To focus, as we do here, on the actions of the Israeli state and the unflagging support it receives from the US and its allies, is neither to celebrate violence, nor to equivocate on the value of innocent lives. Civilian deaths, regardless of nationality, are tragic and unacceptable. Yet to act as though the history of violence began with Hamas’s attacks on October 7, 2023 is to display a reckless indifference to history as well as to both Palestinian and Israeli lives. In order for  violence to stop, the conditions that produce violence must stop.

The blockade of Gaza has lasted 16 years; the occupation of the West Bank and Gaza has lasted 56 years; the dispossession of Palestinians of their lands and homes across historic Palestine has lasted three-quarters of a century, since the 1948 establishment of Israel as an ethno-supremacist state.  It is not without reason that observers—including both international and Israeli human rights groups—now characterize Israel’s control over the land from the Jordan River to the Mediterranean Sea as a system of apartheid.
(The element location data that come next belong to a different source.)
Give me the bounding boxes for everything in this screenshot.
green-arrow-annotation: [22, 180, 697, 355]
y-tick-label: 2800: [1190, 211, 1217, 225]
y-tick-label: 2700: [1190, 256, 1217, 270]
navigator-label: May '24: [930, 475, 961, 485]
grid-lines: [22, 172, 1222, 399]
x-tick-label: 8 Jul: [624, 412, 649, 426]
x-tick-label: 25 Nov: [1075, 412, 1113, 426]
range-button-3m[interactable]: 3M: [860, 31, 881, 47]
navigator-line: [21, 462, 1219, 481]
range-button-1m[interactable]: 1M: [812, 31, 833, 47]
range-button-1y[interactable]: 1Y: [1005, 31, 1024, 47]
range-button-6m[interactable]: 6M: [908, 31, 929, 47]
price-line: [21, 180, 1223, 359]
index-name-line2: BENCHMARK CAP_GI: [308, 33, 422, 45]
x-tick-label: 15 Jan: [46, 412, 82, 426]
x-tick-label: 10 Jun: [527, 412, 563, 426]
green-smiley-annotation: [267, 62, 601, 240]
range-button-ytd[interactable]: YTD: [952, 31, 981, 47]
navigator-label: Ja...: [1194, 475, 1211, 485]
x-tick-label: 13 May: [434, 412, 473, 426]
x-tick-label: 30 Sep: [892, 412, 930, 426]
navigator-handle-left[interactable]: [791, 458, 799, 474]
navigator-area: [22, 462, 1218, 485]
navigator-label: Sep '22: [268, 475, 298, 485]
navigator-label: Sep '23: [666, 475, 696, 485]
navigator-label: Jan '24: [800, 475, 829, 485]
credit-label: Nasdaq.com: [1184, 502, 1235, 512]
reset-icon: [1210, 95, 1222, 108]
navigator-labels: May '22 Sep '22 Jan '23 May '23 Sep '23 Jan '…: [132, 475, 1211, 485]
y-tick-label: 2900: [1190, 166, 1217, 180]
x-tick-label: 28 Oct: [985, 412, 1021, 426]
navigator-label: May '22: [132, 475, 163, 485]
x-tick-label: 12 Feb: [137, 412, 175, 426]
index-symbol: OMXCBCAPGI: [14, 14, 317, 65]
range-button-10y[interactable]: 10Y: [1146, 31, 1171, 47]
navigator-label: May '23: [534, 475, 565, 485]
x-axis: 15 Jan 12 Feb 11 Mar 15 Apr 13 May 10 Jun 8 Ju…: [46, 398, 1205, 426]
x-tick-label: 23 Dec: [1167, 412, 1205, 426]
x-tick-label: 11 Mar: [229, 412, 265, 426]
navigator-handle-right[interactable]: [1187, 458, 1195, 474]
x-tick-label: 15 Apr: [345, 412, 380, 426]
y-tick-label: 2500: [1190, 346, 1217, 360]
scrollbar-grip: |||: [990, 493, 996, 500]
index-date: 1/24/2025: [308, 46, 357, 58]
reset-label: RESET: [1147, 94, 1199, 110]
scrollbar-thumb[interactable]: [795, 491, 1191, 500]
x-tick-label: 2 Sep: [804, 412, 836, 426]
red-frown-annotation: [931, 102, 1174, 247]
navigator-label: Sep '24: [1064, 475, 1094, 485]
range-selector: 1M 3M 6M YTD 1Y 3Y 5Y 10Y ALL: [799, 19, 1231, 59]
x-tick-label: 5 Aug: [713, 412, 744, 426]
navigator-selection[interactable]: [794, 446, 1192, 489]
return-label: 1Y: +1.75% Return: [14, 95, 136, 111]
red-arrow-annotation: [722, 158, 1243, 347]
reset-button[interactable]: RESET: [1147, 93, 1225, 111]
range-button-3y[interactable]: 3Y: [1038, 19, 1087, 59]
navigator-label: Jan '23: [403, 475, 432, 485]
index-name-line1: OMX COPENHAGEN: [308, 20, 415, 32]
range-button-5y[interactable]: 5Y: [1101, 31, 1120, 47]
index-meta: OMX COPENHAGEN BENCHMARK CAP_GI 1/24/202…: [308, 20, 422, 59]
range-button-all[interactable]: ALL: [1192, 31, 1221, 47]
Most importantly, we are all too aware that the countries in which we live and work and to which we pay taxes is funding and abetting one party and one party only in this deeply asymmetric conflict. That party is not the oppressed, but the oppressor.

Right now, the people of Gaza have urged allies worldwide to exert pressure on their governments to demand an immediate ceasefire. But this should—this must—be the beginning and not the end of collective action for liberation. If there is to be justice and peace, the siege of Gaza must end, the blockade must end and the occupation must end. Above all, the rights all people currently living between the Jordan River and the Mediterranean, as well as those of Palestinian refugees in exile must be respected.
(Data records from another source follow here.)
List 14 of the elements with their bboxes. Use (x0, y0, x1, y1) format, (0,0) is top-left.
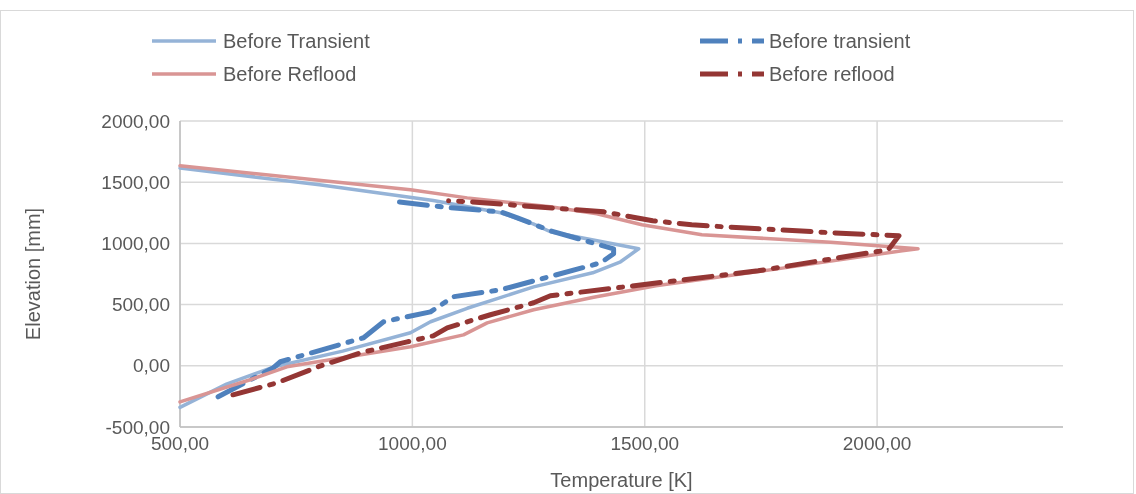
x-tick-label: 2000,00 (842, 433, 912, 454)
x-tick-label: 1500,00 (610, 433, 680, 454)
y-tick-label: 500,00 (111, 294, 170, 316)
x-axis-title: Temperature [K] (550, 469, 693, 491)
y-tick-label: 0,00 (133, 355, 170, 377)
y-axis-title: Elevation [mm] (22, 207, 44, 341)
x-tick-label: 1000,00 (378, 433, 447, 454)
legend-label: Before Transient (223, 30, 371, 52)
legend-label: Before Reflood (223, 63, 357, 85)
y-tick-label: 1000,00 (101, 233, 170, 255)
legend-label: Before transient (769, 30, 911, 52)
legend-label: Before reflood (769, 63, 895, 85)
y-tick-label: 2000,00 (101, 110, 170, 132)
y-tick-label: 1500,00 (101, 171, 170, 193)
We invite our fellow philosophers to join us in solidarity with Palestine and the struggle against apartheid and occupation.In particular, join us in supporting the academic and cultural boycott of Israeli institutions—distinct from individuals—as outlined by the Palestinian Campaign for the Academic and Cultural Boycott of Israel (PACBI).  We urge all individuals to speak out openly and fearlessly, and work to advance the cause of Palestinian liberation and justice for all.